Política

EUA e Israel bombardeiam sede do conselho que elegeria novo líder do Irã

Trump promete nova onda de ataques enquanto petróleo atinge maior preço desde 2024

No 4º dia da ofensiva conjunta com Israel, o presidente dos Estados Unidos, Donald Trump, afirmou nesta terça-feira (3) que os bombardeios destruíram “praticamente tudo” no Irã e anunciou nova onda de ataques “em breve”.

Entre os alvos atingidos está a sede do conselho responsável por eleger o novo líder supremo iraniano. A escalada militar já provoca impactos nos mercados globais: o petróleo atingiu o maior preço registrado desde 2024.

Alvos estratégicos e retaliação iraniana

A campanha de bombardeios abriu um novo capítulo de instabilidade no Oriente Médio, com ataques registrados em várias cidades iranianas. Israel e Irã trocam ataques diretos, enquanto o Líbano também entra na rota de tensão regional.

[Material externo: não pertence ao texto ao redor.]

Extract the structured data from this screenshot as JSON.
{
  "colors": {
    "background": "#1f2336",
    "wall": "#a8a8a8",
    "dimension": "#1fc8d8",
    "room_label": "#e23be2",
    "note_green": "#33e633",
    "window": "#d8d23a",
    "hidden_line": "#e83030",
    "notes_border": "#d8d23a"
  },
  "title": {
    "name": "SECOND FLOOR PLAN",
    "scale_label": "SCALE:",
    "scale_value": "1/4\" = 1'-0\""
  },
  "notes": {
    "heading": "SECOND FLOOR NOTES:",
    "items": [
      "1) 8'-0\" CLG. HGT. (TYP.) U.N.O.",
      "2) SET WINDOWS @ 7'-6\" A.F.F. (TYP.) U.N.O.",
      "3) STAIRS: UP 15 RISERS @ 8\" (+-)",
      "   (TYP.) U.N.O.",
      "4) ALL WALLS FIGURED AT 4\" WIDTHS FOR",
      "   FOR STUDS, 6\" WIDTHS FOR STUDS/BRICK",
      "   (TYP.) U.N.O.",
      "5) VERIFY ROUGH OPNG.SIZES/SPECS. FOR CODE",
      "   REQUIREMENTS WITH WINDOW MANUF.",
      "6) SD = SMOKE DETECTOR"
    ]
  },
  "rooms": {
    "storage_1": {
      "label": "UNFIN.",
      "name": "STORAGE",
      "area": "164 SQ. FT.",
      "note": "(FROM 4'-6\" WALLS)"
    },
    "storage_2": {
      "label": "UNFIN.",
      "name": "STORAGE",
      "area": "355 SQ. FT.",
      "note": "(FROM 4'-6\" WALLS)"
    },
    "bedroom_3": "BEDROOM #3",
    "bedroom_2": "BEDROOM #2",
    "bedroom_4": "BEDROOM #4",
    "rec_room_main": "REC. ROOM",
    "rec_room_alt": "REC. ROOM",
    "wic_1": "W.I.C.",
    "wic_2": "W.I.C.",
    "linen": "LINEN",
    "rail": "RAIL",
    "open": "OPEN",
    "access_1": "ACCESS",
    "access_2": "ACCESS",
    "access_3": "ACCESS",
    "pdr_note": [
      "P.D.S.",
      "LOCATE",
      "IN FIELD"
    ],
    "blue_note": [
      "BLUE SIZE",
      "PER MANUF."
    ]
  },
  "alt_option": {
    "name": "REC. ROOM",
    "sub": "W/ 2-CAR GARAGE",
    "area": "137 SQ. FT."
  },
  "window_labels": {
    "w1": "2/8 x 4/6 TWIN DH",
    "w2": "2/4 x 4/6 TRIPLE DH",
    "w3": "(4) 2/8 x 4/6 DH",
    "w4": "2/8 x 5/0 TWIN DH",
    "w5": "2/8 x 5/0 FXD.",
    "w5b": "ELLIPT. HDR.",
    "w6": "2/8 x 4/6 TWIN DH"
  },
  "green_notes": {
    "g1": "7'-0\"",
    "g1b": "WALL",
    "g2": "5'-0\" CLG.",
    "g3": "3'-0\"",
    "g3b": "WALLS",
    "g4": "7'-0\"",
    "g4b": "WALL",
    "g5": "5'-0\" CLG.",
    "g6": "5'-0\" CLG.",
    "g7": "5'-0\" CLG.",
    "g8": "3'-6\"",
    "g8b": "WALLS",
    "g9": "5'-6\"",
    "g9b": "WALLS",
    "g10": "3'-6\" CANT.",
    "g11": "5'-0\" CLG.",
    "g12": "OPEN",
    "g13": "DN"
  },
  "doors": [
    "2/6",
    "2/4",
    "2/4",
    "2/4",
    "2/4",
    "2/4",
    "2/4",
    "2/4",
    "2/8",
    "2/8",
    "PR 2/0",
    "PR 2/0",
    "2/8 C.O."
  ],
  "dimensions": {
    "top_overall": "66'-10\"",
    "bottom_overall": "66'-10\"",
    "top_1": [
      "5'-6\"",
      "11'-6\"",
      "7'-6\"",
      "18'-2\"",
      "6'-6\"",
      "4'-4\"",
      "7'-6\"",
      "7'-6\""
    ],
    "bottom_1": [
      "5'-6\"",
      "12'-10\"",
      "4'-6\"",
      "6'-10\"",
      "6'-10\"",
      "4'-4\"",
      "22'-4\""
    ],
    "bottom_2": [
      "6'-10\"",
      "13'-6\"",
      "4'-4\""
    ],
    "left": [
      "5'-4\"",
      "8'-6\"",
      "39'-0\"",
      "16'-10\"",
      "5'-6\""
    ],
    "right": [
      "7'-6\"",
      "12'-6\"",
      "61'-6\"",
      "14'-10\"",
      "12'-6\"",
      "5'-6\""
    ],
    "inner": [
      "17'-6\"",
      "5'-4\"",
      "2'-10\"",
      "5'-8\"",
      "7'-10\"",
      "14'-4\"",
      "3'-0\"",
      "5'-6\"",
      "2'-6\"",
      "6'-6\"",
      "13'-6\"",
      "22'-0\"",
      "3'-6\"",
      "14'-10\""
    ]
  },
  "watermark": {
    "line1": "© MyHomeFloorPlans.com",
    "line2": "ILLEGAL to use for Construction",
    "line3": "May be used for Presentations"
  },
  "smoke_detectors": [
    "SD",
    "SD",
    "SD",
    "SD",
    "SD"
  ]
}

As forças militares americanas e israelenses miraram alvos estratégicos no território iraniano, incluindo a sede do órgão responsável pela escolha do próximo líder supremo. Em retaliação, o Irã direcionou seus contra-ataques a bases militares dos EUA espalhadas pelo Oriente Médio.

Trump mira transição de poder em Teerã

Trump revelou a intenção de influenciar a composição do poder no Irã após os ataques. O presidente afirmou querer “alguém de dentro” do regime dos aiatolás para assumir o controle do país, mas admitiu que “a maior parte das pessoas que tínhamos em mente morreram”.

A declaração expõe a dimensão política da ofensiva: os EUA buscam uma transição de poder em Teerã que transcenda os resultados militares imediatos.

Petróleo dispara com crise no Oriente Médio

A escalada de tensão já provoca impactos diretos na economia global. O petróleo atingiu o maior preço desde 2024, pressionado pela incerteza gerada pelo conflito em curso na região.

O cenário é de conflito ampliado: ataques em várias cidades iranianas, ações diretas entre Israel e Irã e a aproximação do Líbano à rota de tensão. As bases militares americanas no Oriente Médio tornaram-se alvos do contra-ataque iraniano, ampliando o raio do confronto.

Com Trump prometendo nova onda de bombardeios “em breve” e afirmando que as forças conjuntas já destruíram “praticamente tudo” no Irã, a perspectiva é de continuidade da ofensiva — e de pressão persistente sobre os preços do petróleo no mercado internacional.

escrito com o apoio da inteligência artificial
este texto foi gerado por IA sob curadoria da equipe do Tropiquim.
todos os fatos foram verificados com rigor.